Many reports show that most student athletes excel when they play multiple sports. These reports show that the single-sport kids are more likely to get injured, more likely to lose interest in sports, and less likely to get recruited by colleges than peers who play multiple sports.
However, I have an even better reason for playing multiple sports: community. This is the main reason that we do sports at Providence. Having students play and compete together goes a long way in developing community and developing long-lasting relationships and friendships. It also provides an opportunity for the boys to encourage the girls’ teams and the girls to encourage the boys’ teams. It is a wonderful thing to see students working and playing in an athletic setting–building camaraderie and school spirit–over the course of two or three seasons in a year.
Secondly, when they play a diversity of sports, students make valuable memories of their school life.
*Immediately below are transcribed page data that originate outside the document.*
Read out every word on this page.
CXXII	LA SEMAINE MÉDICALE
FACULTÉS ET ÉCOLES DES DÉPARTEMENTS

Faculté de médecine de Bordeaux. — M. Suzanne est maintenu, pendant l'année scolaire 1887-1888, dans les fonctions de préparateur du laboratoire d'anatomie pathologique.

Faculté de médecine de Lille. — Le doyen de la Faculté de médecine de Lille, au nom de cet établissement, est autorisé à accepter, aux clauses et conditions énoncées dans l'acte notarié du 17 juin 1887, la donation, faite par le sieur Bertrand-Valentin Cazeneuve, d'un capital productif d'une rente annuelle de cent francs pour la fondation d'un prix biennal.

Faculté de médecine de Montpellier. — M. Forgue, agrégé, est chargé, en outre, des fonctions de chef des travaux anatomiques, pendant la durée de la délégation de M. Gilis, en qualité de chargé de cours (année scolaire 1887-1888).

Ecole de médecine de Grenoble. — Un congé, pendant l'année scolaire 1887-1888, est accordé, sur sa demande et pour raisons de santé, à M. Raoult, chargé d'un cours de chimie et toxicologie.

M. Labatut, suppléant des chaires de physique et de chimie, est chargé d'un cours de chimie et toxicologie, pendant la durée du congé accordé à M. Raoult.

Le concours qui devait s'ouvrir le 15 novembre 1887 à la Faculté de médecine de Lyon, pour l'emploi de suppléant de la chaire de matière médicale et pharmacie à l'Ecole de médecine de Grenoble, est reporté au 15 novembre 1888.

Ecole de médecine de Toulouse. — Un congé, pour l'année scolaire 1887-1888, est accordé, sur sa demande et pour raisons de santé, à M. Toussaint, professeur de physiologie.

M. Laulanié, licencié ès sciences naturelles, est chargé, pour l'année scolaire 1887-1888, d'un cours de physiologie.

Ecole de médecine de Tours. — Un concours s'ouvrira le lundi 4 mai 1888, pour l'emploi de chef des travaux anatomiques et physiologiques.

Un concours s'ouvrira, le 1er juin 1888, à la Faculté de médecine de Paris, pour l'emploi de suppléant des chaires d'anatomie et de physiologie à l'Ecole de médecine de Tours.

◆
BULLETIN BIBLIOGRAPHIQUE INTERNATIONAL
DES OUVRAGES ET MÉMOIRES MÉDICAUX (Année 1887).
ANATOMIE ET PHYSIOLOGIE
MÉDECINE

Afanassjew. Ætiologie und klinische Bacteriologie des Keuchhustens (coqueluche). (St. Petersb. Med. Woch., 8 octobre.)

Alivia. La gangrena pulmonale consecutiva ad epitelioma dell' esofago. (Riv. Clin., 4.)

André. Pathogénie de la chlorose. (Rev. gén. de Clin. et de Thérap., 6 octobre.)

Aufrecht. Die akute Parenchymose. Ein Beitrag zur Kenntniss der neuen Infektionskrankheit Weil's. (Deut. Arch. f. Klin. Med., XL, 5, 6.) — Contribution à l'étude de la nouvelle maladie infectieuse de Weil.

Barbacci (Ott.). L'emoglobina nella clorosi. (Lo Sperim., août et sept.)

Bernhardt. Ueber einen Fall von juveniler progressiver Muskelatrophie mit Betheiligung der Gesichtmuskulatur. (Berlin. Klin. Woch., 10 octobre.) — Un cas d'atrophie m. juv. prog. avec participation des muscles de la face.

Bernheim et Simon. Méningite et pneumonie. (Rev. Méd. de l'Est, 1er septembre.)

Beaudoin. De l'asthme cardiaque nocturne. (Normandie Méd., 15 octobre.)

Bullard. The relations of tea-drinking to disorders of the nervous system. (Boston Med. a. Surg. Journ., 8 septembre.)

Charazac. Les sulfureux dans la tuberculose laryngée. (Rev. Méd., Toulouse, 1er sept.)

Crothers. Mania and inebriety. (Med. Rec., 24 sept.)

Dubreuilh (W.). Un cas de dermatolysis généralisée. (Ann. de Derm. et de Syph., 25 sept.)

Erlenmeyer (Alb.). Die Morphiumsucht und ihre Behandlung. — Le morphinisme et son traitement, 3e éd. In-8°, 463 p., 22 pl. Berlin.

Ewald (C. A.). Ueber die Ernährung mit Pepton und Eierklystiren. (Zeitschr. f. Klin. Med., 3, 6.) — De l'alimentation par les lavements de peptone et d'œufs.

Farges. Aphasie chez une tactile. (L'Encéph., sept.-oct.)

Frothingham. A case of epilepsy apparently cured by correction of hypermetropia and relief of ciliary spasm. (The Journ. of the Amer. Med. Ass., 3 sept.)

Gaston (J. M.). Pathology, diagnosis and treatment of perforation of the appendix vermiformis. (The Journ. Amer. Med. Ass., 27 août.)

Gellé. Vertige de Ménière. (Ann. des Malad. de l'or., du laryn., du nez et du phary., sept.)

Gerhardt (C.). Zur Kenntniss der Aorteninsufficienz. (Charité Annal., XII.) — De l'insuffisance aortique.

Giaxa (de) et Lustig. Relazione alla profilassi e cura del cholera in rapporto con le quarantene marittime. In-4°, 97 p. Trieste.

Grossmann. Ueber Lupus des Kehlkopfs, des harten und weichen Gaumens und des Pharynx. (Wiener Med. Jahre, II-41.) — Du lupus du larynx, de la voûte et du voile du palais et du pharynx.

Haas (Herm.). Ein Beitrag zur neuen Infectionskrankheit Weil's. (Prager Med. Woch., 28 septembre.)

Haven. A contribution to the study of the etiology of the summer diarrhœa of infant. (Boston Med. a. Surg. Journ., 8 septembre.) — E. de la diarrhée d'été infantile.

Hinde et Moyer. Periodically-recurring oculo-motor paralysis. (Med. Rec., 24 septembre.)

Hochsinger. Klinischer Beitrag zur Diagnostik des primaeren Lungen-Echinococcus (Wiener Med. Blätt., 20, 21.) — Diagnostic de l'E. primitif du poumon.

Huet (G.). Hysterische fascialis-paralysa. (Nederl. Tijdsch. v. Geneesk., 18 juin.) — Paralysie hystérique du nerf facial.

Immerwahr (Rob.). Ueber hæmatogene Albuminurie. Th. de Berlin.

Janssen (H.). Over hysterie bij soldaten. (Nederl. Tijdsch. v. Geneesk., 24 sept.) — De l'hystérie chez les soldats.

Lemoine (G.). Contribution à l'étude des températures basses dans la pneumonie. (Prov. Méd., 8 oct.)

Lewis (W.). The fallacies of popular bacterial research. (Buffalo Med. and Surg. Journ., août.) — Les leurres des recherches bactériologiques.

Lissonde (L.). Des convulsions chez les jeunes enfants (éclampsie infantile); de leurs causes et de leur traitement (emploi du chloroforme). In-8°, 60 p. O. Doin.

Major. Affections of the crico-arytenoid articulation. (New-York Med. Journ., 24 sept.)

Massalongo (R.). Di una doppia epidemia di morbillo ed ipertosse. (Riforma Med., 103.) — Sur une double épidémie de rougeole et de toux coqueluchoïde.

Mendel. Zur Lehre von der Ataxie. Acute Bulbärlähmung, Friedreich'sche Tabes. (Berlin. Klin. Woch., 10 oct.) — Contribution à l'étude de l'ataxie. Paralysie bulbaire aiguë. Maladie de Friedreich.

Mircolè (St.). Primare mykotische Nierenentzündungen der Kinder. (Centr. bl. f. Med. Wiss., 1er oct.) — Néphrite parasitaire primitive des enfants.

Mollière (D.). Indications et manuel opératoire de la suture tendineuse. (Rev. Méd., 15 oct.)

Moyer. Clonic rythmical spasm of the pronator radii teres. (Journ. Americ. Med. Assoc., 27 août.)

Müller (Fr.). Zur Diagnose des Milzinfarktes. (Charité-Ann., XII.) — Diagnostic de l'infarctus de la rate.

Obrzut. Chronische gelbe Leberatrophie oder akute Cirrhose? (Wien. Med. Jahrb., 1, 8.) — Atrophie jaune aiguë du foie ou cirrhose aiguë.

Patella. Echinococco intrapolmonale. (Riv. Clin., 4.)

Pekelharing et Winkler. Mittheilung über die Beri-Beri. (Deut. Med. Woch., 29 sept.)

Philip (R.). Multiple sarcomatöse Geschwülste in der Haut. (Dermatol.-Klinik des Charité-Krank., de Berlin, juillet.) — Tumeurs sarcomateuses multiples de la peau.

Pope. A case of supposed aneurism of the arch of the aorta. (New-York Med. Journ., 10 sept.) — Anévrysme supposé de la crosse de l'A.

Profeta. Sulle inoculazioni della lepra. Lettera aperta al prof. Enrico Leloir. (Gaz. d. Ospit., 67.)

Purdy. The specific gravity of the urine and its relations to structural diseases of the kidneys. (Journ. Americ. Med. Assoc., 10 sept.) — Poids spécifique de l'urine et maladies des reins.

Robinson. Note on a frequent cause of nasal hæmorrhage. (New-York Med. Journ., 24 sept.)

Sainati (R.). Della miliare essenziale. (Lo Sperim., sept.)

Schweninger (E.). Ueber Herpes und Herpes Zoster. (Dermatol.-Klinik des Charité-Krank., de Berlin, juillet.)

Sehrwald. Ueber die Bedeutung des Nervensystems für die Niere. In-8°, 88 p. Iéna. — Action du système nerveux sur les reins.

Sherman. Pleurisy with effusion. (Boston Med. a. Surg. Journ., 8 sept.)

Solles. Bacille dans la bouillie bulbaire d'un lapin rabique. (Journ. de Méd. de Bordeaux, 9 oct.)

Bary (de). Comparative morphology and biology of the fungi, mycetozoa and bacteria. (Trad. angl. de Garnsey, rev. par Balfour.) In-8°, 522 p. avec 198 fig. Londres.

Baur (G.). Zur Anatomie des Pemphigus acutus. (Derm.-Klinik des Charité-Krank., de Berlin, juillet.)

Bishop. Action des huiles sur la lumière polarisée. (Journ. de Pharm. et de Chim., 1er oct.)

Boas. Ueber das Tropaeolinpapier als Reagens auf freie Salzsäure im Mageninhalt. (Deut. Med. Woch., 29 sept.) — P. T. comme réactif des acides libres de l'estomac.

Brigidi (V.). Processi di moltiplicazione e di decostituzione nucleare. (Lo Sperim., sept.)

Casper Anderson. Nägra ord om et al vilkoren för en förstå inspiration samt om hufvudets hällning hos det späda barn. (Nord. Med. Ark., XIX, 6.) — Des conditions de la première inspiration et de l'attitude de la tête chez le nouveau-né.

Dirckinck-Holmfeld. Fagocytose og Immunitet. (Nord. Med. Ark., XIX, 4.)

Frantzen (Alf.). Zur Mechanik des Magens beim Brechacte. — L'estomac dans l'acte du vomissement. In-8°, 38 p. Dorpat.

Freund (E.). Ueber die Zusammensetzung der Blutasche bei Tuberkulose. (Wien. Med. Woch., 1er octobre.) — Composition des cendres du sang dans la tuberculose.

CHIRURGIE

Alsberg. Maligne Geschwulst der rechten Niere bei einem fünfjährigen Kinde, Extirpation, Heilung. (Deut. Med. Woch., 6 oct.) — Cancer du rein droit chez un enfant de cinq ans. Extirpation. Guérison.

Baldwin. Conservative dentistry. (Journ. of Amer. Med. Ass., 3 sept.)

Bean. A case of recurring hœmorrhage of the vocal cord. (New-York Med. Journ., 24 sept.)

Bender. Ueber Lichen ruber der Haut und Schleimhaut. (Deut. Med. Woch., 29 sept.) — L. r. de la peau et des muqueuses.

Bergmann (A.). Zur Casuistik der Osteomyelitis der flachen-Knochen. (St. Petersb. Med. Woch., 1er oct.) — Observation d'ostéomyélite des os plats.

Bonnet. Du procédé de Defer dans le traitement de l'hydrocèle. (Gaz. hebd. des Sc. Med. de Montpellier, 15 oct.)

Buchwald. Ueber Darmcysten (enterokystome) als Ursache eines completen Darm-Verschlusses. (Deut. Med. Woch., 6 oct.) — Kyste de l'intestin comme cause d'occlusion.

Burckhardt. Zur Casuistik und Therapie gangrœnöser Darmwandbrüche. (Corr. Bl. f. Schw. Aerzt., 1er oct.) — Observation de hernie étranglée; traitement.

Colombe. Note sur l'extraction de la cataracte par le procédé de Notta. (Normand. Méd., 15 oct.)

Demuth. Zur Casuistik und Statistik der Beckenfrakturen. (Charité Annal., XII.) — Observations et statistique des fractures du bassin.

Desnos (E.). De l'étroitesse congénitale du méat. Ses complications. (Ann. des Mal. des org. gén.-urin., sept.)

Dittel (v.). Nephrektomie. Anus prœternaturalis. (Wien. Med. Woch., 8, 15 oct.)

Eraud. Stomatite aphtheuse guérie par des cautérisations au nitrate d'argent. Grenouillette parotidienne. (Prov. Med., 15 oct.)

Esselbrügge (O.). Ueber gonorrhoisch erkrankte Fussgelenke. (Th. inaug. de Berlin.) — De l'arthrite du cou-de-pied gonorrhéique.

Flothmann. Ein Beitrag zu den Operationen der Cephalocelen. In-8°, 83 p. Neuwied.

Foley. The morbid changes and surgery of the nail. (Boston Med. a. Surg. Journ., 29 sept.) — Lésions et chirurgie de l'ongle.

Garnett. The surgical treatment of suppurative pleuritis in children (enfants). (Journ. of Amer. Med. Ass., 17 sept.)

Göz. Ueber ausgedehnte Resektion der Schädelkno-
This may be the last opportunity they have to compete on an organized athletic team with a dedicated Christian coach. It is a fabulous opportunity to make such memories. Honestly, I love to teach and I love the subjects that I teach in high school, but the kids will remember much more about their sports teams, debate, and drama than they will about my math and science classes.
So, encourage your kids to play multiple sports. Even if they want to specialize in middle school. One of my kids (Ryan Morris) was SURE that he wanted to play just one sport when he was in 7th grade. Then he switched to a different sport in 8th grade. Now, as a graduate, he is genuinely glad that I prompted him to play multiple sports and that he did this all through high school.